To learn more please visit www.nebius.com
Disclaimer
Forward Looking Statements
This press release contains forward-looking statements within the meaning of the Private Securities Litigation Reform Act of 1995, which involve risks and uncertainties. All statements contained in this press release other than statements of historical facts, including, without limitation, statements regarding our future financial and business performance, our business and strategy, expected growth, planned investments and capital expenditure, capacity expansion plans, anticipated future financing transactions and expected financial results, are forward-looking statements. The words “anticipate,” “believe,” “continue,” “estimate,” “expect,” “guide,” “intend,” “likely,” “may,” “will” and similar expressions and their negatives are intended to identify forward-looking statements.

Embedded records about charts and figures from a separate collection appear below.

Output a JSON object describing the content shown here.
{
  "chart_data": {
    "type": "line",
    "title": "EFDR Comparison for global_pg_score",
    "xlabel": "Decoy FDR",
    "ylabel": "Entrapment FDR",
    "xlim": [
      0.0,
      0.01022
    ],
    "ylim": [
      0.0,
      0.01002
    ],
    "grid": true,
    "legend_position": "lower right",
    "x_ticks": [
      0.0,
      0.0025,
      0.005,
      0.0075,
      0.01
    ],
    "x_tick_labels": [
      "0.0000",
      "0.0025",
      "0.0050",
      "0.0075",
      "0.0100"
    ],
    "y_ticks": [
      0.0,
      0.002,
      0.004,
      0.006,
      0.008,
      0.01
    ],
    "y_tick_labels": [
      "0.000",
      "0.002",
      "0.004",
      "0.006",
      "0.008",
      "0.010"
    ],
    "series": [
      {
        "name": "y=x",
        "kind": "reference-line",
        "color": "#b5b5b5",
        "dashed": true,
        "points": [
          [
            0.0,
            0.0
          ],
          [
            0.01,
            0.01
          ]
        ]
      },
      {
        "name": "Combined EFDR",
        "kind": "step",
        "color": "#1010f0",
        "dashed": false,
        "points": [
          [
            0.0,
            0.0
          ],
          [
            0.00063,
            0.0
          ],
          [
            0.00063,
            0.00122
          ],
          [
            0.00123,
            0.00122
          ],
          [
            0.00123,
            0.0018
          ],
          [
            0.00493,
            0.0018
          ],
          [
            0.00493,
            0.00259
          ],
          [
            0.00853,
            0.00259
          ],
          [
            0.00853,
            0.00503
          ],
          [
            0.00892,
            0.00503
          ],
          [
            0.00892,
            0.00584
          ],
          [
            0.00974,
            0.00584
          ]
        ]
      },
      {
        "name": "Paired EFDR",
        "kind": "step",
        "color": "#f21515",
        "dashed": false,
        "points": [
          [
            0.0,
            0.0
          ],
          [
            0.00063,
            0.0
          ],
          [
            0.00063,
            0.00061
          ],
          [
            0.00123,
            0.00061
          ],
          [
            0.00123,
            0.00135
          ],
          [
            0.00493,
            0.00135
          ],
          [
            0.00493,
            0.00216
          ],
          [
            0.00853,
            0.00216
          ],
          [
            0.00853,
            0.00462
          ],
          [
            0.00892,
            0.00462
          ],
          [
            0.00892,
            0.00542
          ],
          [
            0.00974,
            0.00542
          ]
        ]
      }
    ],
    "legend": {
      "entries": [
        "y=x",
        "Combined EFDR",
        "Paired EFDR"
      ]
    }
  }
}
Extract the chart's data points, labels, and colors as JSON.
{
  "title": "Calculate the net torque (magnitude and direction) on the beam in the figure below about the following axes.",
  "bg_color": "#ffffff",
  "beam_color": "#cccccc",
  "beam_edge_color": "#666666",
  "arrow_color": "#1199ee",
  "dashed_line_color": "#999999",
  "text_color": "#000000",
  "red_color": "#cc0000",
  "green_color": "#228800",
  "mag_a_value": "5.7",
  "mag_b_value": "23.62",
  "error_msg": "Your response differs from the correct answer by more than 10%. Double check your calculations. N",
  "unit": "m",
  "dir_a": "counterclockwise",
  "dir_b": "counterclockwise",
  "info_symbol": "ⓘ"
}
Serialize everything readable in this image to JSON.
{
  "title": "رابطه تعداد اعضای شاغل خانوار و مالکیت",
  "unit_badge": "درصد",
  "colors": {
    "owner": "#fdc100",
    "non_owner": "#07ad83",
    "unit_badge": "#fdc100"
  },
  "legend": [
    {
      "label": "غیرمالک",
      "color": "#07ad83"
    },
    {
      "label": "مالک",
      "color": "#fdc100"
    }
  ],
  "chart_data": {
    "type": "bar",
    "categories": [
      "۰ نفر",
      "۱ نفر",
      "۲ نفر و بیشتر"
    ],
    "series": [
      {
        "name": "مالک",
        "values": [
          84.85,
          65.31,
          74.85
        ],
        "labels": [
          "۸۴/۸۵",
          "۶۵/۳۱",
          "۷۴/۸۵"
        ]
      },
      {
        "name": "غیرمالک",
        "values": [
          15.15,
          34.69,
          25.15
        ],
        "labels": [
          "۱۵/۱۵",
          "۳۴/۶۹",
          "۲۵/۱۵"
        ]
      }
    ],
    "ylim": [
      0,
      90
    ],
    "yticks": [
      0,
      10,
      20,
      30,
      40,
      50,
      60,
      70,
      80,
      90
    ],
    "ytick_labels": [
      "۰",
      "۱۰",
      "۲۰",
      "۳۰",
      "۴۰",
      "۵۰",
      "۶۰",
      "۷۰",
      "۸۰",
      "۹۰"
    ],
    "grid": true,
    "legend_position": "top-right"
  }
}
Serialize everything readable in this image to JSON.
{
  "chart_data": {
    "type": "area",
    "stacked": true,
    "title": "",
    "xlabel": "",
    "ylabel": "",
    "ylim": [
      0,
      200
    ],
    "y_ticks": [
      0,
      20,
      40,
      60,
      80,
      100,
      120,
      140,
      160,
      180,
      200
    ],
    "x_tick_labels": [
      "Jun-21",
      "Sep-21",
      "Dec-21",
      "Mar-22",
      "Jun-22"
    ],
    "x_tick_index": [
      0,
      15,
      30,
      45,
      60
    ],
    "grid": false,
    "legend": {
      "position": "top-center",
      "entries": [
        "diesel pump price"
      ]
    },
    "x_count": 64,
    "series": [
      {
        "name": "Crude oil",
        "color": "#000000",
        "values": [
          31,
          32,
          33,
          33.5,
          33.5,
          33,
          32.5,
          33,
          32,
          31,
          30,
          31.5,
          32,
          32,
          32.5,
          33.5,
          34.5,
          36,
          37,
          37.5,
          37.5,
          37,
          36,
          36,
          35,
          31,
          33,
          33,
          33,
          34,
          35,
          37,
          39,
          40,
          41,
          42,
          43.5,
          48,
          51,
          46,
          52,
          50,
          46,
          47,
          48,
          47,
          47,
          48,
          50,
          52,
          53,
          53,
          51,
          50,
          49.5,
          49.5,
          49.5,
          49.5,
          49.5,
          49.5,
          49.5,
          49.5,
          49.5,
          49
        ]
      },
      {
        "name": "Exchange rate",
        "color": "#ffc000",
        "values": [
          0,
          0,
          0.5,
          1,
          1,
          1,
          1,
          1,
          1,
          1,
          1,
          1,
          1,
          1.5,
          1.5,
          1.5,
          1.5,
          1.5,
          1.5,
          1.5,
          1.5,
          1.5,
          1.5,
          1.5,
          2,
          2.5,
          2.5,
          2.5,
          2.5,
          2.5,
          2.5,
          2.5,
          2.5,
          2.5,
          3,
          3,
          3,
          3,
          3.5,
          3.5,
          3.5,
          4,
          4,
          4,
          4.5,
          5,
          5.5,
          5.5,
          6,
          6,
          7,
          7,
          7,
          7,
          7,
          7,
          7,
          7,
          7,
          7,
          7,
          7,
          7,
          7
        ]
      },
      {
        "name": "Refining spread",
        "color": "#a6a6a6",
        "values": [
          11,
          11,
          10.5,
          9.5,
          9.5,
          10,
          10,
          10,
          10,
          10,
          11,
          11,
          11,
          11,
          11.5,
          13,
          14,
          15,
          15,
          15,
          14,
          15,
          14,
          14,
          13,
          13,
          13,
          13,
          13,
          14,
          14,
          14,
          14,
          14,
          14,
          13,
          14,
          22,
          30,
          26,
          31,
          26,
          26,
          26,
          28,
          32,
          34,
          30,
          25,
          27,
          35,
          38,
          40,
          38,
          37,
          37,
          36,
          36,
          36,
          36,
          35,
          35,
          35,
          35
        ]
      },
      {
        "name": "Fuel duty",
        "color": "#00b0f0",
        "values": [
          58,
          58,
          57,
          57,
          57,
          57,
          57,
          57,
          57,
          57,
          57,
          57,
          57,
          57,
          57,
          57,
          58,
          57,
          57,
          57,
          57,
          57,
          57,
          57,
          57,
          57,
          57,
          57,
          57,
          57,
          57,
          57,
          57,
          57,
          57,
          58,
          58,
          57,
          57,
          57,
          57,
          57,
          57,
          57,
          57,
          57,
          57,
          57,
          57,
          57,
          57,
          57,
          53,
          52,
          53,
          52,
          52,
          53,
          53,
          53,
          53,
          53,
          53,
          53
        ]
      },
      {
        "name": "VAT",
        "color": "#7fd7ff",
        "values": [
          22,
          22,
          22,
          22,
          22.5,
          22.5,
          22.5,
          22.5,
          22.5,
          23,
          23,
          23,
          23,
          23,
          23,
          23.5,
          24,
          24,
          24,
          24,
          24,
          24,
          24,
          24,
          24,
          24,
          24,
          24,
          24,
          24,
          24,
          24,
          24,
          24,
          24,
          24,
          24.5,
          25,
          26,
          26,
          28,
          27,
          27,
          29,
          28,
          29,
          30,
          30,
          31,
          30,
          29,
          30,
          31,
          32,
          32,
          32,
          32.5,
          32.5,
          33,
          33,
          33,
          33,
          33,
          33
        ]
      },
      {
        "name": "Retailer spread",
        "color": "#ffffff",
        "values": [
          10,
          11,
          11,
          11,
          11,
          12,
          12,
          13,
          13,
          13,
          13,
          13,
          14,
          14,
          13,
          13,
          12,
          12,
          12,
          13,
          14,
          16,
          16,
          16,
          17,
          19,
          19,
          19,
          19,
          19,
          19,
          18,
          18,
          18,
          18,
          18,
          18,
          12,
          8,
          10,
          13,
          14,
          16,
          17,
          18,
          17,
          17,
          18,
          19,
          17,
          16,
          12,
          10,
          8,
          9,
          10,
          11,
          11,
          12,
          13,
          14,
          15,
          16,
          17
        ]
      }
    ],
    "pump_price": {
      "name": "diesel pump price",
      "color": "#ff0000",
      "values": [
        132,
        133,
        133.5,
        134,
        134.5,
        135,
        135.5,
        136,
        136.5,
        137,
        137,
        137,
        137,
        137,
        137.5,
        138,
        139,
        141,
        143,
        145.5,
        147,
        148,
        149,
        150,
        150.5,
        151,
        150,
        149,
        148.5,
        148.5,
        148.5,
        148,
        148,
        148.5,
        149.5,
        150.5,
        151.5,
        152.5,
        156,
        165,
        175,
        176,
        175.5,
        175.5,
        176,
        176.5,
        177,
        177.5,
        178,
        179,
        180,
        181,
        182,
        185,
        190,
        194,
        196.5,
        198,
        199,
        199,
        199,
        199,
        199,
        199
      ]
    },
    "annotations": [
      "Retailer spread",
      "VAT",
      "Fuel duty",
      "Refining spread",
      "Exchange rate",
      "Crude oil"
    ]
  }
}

These forward-looking statements are subject to risks, uncertainties and assumptions, some of which are beyond our control. Actual results may differ materially from the results predicted or implied by such statements, and our reported results should not be considered as an indication of future performance. The potential risks and uncertainties that could cause actual results to differ from the results predicted or implied by such statements include, among others: our ability to build our businesses to the desired scale, competitive pressures, technological developments, our ability to secure and retain clients, our ability to secure capital to accommodate the growth of the business, unpredictable sales cycles, potential pricing pressures, as well as those risks and uncertainties related to our continuing businesses included under the captions “Risk Factors” and “Operating and Financial Review and Prospects” in our Annual Report on Form 20-F for the year ended December 31, 2024, filed with the Securities and Exchange Commission (“SEC”) on April 30, 2025, which are available on our investor relations website at https://group.nebius.com/sec-filings and on the SEC website at https://www.sec.gov/. All information in this press release is as of June 2, 2025 (unless stated otherwise). Except as required by law, we undertake no obligation to update or revise publicly any forward-looking statements, whether as a result of new information, future events or otherwise, after the date on which the statements are made or to reflect the occurrence of unanticipated events.
In addition, statements that “we believe” and similar statements reflect our beliefs and opinions on the relevant subject. These statements are based upon information available to us as of the date of this press release, and while we believe such information forms a reasonable basis for such statements, such information may be limited or incomplete, and our statements should not be read to indicate that we have conducted an exhaustive inquiry into, or review of, all potentially available relevant information. These statements are inherently uncertain, and investors are cautioned not to unduly rely upon these statements.